Na apresentação do tema geral do Congresso, o engenheiro Teixeira Lopo não deixa de invocar o papel que é exigido aos engenheiros portugueses responsáveis pelo aproveitamento no plano científico e tecnológico da ocasião única proporcionada pela adesão, de intensificação das ligações quer entre centros de investigação e universidades portuguesas e comunitárias, quer na participação directa do País nos múltiplos projectos europeus de desenvolvimento científico e tecnológico (…)9. E mais à frente, a propósito do título de engenheiro europeu, referia a actividade que a FEANI vinha desenvolvendo no sentido de promover, de forma articulada com a Comissão Europeia, uma directiva para a profissão de engenheiro; não para competir com os títulos académicos atribuídos pelos vários estados membros, adiantava Teixeira Lopo, mas para marcar um título profissional que uma vez definido se deveria tornar extensivo a todos os estados da CEE, a todos os países em que as respectivas associações profissionais fossem membros daquela Federação10.

As conclusões do Congresso são bem o reflexo do tipo de preocupações com que se debatia a classe e do sentido de responsabilidade social assumida pelos engenheiros nos alvores da adesão às Comunidades.

Depois de terem procedido ao debate exaustivo dos problemas que se colocavam à engenharia portuguesa e de avaliar o impacto de índoles diversas que representará a inserção de uma sociedade periférica como a portuguesa, no ambiente vertiginoso das sociedades pós industriais do centro europeu, tiraram como conclusão a necessidade de proceder a um enorme esforço de adaptação e mudança de mentalidades que a adesão imporá11.
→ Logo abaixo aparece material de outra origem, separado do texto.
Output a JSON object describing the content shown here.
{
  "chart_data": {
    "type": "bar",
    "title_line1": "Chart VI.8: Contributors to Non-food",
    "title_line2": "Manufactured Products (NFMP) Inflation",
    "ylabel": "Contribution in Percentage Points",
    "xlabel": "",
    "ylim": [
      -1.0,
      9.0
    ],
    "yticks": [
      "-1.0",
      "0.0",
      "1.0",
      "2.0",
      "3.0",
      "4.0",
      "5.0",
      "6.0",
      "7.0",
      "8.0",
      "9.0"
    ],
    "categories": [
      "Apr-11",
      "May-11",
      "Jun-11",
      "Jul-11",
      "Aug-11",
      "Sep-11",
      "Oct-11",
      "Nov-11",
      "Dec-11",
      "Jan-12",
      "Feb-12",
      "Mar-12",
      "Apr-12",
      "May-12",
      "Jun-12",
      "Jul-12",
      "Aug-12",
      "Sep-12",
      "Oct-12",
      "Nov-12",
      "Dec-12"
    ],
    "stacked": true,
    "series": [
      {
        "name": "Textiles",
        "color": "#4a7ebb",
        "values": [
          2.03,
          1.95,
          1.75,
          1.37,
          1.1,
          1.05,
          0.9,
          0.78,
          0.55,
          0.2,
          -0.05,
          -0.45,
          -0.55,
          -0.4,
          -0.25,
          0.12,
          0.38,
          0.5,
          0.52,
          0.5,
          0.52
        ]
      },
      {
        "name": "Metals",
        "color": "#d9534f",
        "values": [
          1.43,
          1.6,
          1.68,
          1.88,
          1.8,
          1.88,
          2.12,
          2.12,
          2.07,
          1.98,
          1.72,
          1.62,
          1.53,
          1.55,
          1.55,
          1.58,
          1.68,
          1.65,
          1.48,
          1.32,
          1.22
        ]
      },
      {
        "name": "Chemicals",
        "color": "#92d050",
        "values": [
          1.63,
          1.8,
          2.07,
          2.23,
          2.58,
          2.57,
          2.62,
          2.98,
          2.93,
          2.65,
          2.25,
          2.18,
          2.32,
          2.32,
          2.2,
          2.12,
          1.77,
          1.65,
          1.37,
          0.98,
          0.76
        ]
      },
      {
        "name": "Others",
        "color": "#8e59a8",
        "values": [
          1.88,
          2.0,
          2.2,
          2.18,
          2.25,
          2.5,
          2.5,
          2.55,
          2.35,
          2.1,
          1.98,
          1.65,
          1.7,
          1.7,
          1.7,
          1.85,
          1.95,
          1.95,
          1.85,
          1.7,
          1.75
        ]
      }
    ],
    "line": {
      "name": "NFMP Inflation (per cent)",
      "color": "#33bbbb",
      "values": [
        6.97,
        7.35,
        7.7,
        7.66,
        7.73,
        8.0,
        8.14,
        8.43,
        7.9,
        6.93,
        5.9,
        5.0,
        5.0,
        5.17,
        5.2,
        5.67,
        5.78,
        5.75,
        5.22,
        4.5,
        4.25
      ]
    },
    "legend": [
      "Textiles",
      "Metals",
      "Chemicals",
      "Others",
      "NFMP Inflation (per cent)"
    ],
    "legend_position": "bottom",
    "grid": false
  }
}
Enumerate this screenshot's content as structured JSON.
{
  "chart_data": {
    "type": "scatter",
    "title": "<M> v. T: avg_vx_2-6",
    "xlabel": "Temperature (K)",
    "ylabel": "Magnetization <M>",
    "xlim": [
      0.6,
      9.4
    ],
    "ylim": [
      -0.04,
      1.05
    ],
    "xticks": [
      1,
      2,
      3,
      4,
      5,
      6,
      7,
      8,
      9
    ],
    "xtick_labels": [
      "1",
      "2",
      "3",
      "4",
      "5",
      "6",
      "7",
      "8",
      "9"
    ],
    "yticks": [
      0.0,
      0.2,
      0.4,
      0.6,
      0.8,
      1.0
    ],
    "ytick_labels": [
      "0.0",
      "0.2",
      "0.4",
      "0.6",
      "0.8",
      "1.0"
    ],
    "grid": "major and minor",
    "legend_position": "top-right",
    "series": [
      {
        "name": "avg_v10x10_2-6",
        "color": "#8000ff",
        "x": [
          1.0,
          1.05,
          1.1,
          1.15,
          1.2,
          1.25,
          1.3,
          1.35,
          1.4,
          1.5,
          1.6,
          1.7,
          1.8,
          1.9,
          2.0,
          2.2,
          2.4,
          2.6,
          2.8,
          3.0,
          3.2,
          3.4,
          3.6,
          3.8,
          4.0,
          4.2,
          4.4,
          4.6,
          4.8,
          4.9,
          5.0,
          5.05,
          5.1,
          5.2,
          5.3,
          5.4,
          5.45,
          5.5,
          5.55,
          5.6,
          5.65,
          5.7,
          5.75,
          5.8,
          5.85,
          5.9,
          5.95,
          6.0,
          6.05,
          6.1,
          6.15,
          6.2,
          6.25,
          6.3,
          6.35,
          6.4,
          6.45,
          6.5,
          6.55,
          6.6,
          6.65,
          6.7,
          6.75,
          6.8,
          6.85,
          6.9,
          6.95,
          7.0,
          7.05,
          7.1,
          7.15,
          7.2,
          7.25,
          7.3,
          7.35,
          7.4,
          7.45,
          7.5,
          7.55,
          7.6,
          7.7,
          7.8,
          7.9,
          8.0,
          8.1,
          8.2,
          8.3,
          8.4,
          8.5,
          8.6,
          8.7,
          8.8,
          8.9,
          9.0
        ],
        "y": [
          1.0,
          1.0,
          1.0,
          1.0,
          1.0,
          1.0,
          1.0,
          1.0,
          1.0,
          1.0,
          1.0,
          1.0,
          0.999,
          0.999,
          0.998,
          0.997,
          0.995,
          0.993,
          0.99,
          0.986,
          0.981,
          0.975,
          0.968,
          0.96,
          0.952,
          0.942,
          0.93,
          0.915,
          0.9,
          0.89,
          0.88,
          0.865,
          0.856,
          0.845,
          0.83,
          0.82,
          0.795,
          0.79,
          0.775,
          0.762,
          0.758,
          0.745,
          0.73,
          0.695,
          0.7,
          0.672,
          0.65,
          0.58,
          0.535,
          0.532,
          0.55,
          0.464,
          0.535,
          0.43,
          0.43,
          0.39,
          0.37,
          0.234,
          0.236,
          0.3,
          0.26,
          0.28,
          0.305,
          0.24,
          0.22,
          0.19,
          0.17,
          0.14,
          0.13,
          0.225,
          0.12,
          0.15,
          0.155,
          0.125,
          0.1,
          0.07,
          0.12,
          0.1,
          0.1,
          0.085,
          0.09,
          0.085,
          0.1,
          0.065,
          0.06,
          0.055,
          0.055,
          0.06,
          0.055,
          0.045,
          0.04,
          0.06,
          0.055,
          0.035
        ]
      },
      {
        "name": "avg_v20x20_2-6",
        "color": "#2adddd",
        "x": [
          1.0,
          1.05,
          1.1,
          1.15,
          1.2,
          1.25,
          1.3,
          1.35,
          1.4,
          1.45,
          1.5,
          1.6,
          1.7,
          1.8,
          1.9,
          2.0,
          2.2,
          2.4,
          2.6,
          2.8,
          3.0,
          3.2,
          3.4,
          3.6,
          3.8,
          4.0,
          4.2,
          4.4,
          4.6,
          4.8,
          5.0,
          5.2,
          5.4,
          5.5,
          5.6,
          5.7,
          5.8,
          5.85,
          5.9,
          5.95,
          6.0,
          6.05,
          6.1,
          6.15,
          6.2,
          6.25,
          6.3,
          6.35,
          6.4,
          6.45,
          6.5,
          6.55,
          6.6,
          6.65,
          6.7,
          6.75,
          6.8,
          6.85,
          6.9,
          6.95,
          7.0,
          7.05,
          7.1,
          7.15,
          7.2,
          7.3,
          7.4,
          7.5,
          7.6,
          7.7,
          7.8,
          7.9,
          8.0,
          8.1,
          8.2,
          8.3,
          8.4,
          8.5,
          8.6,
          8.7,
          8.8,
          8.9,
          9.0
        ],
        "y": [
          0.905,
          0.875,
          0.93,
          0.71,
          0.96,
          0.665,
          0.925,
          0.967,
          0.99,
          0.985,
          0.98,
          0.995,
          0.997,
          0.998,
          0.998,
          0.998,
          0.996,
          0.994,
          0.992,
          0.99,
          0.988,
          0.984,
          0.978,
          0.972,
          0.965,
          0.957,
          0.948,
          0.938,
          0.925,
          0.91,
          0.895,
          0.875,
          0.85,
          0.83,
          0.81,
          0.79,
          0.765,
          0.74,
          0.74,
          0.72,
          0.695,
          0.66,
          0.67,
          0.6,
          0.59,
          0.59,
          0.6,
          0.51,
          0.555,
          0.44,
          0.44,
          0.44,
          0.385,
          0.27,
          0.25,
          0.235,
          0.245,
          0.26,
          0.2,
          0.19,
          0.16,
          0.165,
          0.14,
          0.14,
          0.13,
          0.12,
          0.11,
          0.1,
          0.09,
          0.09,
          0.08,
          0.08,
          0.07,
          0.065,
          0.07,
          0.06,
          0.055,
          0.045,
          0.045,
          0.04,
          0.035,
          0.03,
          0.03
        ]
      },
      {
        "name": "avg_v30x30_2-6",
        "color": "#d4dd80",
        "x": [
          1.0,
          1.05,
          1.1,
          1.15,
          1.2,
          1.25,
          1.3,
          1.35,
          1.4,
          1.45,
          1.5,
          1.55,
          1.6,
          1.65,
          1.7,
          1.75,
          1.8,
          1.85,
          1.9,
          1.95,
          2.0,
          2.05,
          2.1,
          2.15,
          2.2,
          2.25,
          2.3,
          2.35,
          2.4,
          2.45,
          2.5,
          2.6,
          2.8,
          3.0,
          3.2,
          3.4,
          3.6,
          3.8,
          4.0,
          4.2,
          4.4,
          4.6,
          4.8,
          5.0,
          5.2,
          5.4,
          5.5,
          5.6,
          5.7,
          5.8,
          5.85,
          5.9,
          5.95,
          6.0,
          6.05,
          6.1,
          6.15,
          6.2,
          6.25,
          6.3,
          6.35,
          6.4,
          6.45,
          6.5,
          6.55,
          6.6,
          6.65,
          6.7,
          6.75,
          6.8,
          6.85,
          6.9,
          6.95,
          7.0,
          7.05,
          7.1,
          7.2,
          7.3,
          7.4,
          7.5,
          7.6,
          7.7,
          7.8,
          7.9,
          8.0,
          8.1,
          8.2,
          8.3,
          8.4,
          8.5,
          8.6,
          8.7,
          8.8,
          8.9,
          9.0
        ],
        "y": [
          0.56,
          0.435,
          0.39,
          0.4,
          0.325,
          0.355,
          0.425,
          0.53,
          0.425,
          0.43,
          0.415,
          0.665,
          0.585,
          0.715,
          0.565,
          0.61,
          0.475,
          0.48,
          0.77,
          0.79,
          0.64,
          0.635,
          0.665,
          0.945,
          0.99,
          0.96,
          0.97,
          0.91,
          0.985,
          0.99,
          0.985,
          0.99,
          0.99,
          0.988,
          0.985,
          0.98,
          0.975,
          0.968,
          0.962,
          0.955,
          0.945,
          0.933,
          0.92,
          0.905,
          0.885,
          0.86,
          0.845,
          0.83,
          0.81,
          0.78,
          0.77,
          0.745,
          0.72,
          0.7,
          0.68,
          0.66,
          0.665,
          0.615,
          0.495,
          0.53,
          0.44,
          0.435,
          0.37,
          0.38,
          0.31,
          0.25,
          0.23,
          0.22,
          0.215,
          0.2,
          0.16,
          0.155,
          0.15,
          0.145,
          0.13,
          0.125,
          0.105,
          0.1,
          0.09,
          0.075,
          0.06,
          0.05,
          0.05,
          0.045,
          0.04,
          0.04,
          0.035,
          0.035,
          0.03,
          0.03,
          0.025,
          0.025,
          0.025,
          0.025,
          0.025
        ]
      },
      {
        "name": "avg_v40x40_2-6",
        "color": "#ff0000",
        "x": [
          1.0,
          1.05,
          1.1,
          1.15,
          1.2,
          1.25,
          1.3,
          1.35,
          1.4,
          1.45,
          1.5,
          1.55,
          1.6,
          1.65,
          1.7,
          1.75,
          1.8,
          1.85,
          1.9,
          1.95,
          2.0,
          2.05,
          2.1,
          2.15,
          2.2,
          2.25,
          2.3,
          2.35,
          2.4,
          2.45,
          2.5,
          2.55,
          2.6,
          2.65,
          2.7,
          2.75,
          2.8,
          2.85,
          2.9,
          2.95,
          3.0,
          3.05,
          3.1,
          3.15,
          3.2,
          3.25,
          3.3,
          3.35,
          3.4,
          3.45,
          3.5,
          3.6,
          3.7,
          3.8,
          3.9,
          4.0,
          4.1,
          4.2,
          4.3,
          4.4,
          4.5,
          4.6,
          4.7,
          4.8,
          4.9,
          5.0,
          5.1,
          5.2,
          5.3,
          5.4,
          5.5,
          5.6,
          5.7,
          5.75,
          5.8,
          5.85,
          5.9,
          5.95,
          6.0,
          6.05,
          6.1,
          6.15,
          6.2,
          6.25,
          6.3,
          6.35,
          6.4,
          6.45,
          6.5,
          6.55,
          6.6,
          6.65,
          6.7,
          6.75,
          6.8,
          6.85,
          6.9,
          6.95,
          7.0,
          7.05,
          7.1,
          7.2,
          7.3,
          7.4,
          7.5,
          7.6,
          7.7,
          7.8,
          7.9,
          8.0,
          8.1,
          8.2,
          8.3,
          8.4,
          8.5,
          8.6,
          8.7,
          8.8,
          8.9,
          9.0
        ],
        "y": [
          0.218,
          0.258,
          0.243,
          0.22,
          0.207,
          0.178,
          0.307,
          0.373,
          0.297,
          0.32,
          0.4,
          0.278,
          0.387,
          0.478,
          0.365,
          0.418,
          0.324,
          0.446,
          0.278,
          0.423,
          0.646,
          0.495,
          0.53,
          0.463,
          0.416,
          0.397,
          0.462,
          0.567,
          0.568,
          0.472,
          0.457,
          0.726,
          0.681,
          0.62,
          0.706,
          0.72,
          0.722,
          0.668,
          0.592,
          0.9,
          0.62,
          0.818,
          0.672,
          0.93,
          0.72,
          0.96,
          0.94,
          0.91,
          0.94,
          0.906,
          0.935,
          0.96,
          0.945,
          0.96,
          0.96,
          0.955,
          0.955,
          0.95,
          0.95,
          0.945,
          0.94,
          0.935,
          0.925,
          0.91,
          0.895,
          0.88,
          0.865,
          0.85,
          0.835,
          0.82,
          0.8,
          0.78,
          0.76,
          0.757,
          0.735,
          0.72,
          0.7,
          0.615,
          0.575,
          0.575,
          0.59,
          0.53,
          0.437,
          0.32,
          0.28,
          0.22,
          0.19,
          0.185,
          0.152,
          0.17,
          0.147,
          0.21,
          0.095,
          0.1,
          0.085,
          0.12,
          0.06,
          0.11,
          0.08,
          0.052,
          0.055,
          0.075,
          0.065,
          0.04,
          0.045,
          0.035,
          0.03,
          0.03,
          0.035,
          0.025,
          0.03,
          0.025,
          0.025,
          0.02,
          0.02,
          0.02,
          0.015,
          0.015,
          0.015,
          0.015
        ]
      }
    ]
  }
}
Em termos gerais, é interessante notar como ainda hoje, vinte anos passados, estas conclusões se mantêm actuais: as questões ligadas à inovação tecnológica e à competitividade; a necessidade de formação permanente; as perspectivas que se abriam tendo em conta a existência de programas de acção comunitários de desenvolvimento; as preocupações cada vez mais prementes com a qualidade; as perspectivas que se abriam aos novos engenheiros e, como remate, mais que a afirmação, a convicção de que o papel da engenharia portuguesa é de primacial importância na correcção do desfasamento económico existente12.

Este Congresso de 86 da Ordem dos Engenheiros constituiu, de facto, um marco no processo de reflexão das elites portuguesas em relação à integração nas Comunidades Europeias e, de certa forma, ajudaram a reposicionar os engenheiros no processo português de desenvolvimento económico e social de que já tinham sido obreiros e protagonistas.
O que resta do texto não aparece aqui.